Audio Story Formats

The dramatic unity structure is to broadcasting what the inverted pyramid structure is to newspaper and web writing.

The most common structure for broadcast news is called dramatic unity.

 

This structure has three parts: climax, cause and effect.

 

The climax of the story gives the listener the point of the story in about the same way the lead of a print news story does; it tells the listener what happened.

 

The cause portion of the story tells why it happened — the circumstances surrounding the event.

 

The effect portion of the story gives the listener the context of the story and possibly some insight about what the story means. The following examples will show how dramatic unity works (note, too, some difference in style rules from print):

 

Climax:

Taxpayers in the state will be paying an average of 15 dollars more in income taxes next year.

 

Cause:

The state senate defeated several delaying amendments this afternoon and passed the governor’s controversial revenue-raising bill by a 15 to 14 vote. The bill had been the subject of intense debate for more than a week.

 

Effect:

The bill now goes to the governor for his signature. Estimates are that the measure will raise about 40 million dollars in new revenue for the state next year.

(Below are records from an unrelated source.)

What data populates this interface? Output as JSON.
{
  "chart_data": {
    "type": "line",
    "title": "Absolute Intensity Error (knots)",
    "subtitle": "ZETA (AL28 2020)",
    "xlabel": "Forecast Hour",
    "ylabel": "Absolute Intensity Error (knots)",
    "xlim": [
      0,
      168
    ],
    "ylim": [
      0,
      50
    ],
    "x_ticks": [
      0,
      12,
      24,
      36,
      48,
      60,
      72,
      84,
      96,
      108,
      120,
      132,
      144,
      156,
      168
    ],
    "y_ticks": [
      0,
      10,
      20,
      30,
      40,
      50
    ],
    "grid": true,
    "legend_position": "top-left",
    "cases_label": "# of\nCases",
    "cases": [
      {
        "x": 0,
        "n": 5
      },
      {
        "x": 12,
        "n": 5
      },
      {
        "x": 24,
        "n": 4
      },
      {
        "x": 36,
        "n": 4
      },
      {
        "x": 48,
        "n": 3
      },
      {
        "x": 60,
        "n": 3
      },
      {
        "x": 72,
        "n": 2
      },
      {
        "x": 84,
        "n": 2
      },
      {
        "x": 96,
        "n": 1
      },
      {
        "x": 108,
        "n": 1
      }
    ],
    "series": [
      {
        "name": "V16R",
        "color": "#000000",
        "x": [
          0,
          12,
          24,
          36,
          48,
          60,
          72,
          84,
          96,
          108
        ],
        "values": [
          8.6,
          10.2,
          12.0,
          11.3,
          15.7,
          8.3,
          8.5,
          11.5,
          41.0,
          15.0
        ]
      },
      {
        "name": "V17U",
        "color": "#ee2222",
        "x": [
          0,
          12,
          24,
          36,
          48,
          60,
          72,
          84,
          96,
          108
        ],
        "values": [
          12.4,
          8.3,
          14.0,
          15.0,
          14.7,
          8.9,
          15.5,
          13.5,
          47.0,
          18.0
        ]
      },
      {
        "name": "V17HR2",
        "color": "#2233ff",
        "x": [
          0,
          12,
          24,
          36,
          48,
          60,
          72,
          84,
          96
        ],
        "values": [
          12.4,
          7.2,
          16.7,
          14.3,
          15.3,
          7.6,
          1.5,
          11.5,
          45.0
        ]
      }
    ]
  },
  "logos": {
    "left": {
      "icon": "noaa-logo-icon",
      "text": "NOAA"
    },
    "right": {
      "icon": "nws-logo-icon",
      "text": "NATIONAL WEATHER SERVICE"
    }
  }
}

Elementary and secondary education will get most of that money. Passage of the bill is a major victory for the governor and his education program.

 

 

Climax:

Many children in the city school system will begin their classes at least a half hour later next year.

 

Cause:

The City School Board last night voted to rearrange the school bus schedule for next year as a cost-cutting measure.

 

Effect:

The new schedule will require most elementary school children to begin school one half hour later than they do now. Most high school students will begin one half hour earlier.

 

 

Broadcast journalists think of their stories as completed circles rather than inverted pyramids. While the pyramid may be cut without losing the essential facts, the broadcast story, if written in this unified fashion, cannot be cut from the bottom or anywhere else. It stands as a unit.

 

Broadcast journalists and their editors are not concerned with cutting stories after they have been written to make them fit into a news broadcast. Rather, stories should be written to fit into an amount of time designated by the editor or news director. For instance, an editor may allot twenty-five seconds for a story. The writer will know this and will write a story that can be read in twenty-five seconds. If the story is longer than it should be, the editor will ask that it be rewritten.

 

Because they are so brief, broadcast news stories must gain the attention of the listener from the beginning. The first words in the story are extremely important. Getting the attention of the listener is sometimes more important than summarizing the story or giving the most important facts of the story. The broadcast news lead may be short on facts, but if it captures the attention of the reader, it has served its purpose. Here is an example:

 

The lame duck keeps limping along.

 

Congress met for the third day of its lame-duck session today, and again failed to act on the president’s gas tax proposals.

 

The first sentence has very little in the way of facts, but it gets the listener into the story. This sort of story structure is only appropriate for certain stories, however. If the facts of the story are strong enough to gain the listener’s attention, they should be used to open the story. For example:

 

The five-cents-a-gallon gas tax is law.

 

The president signed the bill authorizing the tax today while vacationing in Florida.

 

In both of these examples, the writer has not attempted to tell the whole story in the first sentence. Rather, the stories have attention-getting leads and are then supported by facts and details in subsequent sentences. This structure for broadcast news writing is a common one that should be mastered by the beginning student.

 

Here are some more examples of newspaper/web stories and the attention-getting leads that could be written for broadcast:

 

Newspaper/web

Americans overwhelmingly oppose the taxation of employee benefits, and congressmen who tamper with such tax-free worker benefits may face trouble at the polls, two Roper Organization surveys say.

 

Audio/broadcast

Keep your hands off employee benefits.

That’s what Americans are willing to tell congressmen who want to tax things like retirement payments and educational allowances.

 

 

Newspaper/web

The United States is turning out inferior products that are too costly for foreign customers and the problems go beyond a strong dollar, high wages and high taxes, a presidential commission reports.

 

Audio/broadcast

Many American products aren’t worth what we are asking for them.

 

 

Newspaper/web

A lone juror, a city sanitation department supervisor, forced a hung jury and a mistrial of Midville Mayor Reggie Holder’s trial on perjury and conspiracy charges involving alleged illegal campaign contributions.

 

Audio/broadcast

One man has made the difference in the perjury and conspiracy trial of Midville Mayor Reggie Holder.

 

 

Time

 

Audio stories are measured in time — minutes and seconds. While a newspaper can devote 300 words to a story, a broadcaster may have only twenty to thirty seconds for it. The broadcast writer must keep this time factor in mind during every stage of the writing and editing process. Broadcast news stories cannot go into the detail and explanation that print or web stories can. The broadcast writer has to omit certain facts and explanations if the story is to fit into the time allowed.